Dr. Rhode was only the third female faculty member at Stanford Law when she joined the school in 1979. She later recalled that the dean unsuccessfully tried to convince her to teach negotiable instruments law instead of sex discrimination, as she wanted, saying: “You risk typing yourself as a woman.”

“Being typed as a woman would hardly come as a shock to anyone who knew me,” she replied.

Dr. Rhode later became the second woman to receive tenure at the school, following Barbara Babcock, with whom she was often confused despite the fact that Ms. Rhode was a 5-foot-1 blonde and Babcock was a much taller brunette. (Babcock died in April at 81.)

“At one point Barbara and I circulated a memo asking the faculty to perform a thought experiment: What if you were the only man teaching at the law school? It was like a feather falling into a well,” Ms. Rhode later told Stanford’s alumni magazine. “It became known as the ‘Barbara and Deb need a friend’ memo. That somewhat missed the point, though it was true.”

Deborah Lynn Rhode was born in Evanston, Ill., on Jan. 29, 1952, and grew up in the Chicago suburbs of Wilmette and Kenilworth. The daughter of an advertising executive and social worker, she excelled in high school debate, facing off against opponents such as Merrick B. Garland, who was recently nominated as President-elect Joe Biden’s attorney general.

“We were friendly rivals, but she was way better than me — she was way better than everyone,” said Garland, who serves on the federal appeals court in the District and was nominated to the Supreme Court in 2016 by President Barack Obama. “The quality of logical thought, fluid writing, persuasive argument, all of that continued” from her debating days through her years as a scholar, he added in a phone interview.

Dr. Rhode enrolled at Yale in 1970, a year after the college began admitting women, and became the first female president of the debate association, beating out Cavanagh. “I was following her with keen interest after that,” he quipped. They attended law school together and married in 1976, two years after graduating from college.

In addition to her husband, of Stanford, survivors include a sister.

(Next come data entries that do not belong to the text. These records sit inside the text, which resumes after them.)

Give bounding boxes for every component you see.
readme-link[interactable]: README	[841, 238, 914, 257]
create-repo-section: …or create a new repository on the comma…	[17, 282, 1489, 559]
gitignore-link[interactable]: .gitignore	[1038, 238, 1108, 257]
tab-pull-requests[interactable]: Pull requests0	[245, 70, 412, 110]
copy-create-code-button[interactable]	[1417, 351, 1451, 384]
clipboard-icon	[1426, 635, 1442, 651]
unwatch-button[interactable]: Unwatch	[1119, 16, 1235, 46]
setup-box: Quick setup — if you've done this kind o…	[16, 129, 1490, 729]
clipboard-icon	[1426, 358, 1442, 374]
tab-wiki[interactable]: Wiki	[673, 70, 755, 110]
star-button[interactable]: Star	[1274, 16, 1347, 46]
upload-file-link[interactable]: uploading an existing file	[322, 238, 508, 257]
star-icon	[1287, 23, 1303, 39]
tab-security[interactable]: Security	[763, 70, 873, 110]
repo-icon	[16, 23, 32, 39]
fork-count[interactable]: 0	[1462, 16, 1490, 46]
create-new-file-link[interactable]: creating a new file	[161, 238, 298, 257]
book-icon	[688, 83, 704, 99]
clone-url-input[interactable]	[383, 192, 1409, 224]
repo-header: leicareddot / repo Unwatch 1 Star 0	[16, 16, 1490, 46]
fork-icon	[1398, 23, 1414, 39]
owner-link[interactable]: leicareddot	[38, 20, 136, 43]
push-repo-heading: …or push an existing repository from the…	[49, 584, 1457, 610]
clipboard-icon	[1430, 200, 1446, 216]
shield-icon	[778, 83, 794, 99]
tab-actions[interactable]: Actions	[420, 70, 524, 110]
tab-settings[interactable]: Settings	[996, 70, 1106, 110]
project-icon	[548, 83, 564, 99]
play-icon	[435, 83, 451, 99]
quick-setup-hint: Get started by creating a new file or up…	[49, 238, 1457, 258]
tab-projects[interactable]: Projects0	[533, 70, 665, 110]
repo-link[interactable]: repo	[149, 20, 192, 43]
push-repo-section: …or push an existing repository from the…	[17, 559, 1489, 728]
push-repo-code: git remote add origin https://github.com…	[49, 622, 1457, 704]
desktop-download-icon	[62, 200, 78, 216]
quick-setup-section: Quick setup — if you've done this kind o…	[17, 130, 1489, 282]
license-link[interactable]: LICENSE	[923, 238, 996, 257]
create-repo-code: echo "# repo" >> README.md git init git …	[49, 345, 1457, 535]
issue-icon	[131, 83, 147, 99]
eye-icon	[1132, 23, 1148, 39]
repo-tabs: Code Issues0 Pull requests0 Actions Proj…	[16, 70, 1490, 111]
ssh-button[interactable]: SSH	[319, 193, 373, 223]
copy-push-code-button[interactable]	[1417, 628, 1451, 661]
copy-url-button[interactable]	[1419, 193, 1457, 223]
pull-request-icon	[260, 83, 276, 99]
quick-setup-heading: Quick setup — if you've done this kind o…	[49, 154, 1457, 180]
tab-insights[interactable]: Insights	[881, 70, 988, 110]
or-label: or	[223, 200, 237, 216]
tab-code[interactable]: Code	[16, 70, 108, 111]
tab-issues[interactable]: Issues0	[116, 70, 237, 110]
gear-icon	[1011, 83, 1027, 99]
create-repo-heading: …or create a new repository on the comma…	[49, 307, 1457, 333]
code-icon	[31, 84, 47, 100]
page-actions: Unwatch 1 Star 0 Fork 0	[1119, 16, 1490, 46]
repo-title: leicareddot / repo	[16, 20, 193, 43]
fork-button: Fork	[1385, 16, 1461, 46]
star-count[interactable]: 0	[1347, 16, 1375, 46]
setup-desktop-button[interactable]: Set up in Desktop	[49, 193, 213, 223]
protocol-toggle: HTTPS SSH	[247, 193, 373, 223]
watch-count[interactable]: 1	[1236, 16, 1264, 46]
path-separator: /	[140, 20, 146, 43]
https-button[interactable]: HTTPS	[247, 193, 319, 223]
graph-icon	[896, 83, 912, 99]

Dr. Rhode received a law degree in 1977 from Yale, where she edited the law review and directed the moot court board. She began clerking for Supreme Court Justice Thurgood Marshall the next year (Garland was just down the hall, clerking for Justice William J. Brennan Jr.), and impressed Marshall with her legal talent as well as her photography skill, convincing him to sit for several pictures.

Though Dr. Rhode was far from imposing, she developed a commanding speaking style in the classroom at Stanford, where she peppered her lectures with references to Jean-Paul Sartre, Machiavelli, New Yorker cartoons and the TV show “The West Wing.” She founded the university’s Center on Ethics, Center on the Legal Profession and Program on Social Entrepreneurship.

Dr. Rhode’s books included “The Beauty Bias” (2010), an exploration of appearance discrimination; “What Women Want” (2014), a history of the women’s movement; “The Trouble With Lawyers” (2015), which diagnosed problems facing the American bar; and “Character: What It Means and Why It Matters” (2019).

She also led the Association of American Law Schools, which named a public service award in her honor, and served on the American Bar Association’s Commission on Women in the Profession. She was the founding president of the International Association of Legal Ethics and a vice chair of Legal Momentum, an advocacy group for women.

Though Dr. Rhode seldom worked in politics, she served as senior investigative counsel to Democrats on the House Judiciary Committee during impeachment proceedings against President Bill Clinton. The episode galvanized her research into leadership, according to her husband, and led Dr. Rhode to begin teaching one of the first leadership classes offered at a law school, with a focus on qualities such as integrity, self-awareness, empathy and persuasion.

“It is a shameful irony that the occupation that produces the nation’s greatest share of leaders does so little to prepare them for that role,” she wrote in a 2017 Stanford Law Review article, noting that lawyers made up fewer than 1 percent of the population but accounted for most American presidents.

“The need for effective leadership,” she added, “has never been greater.”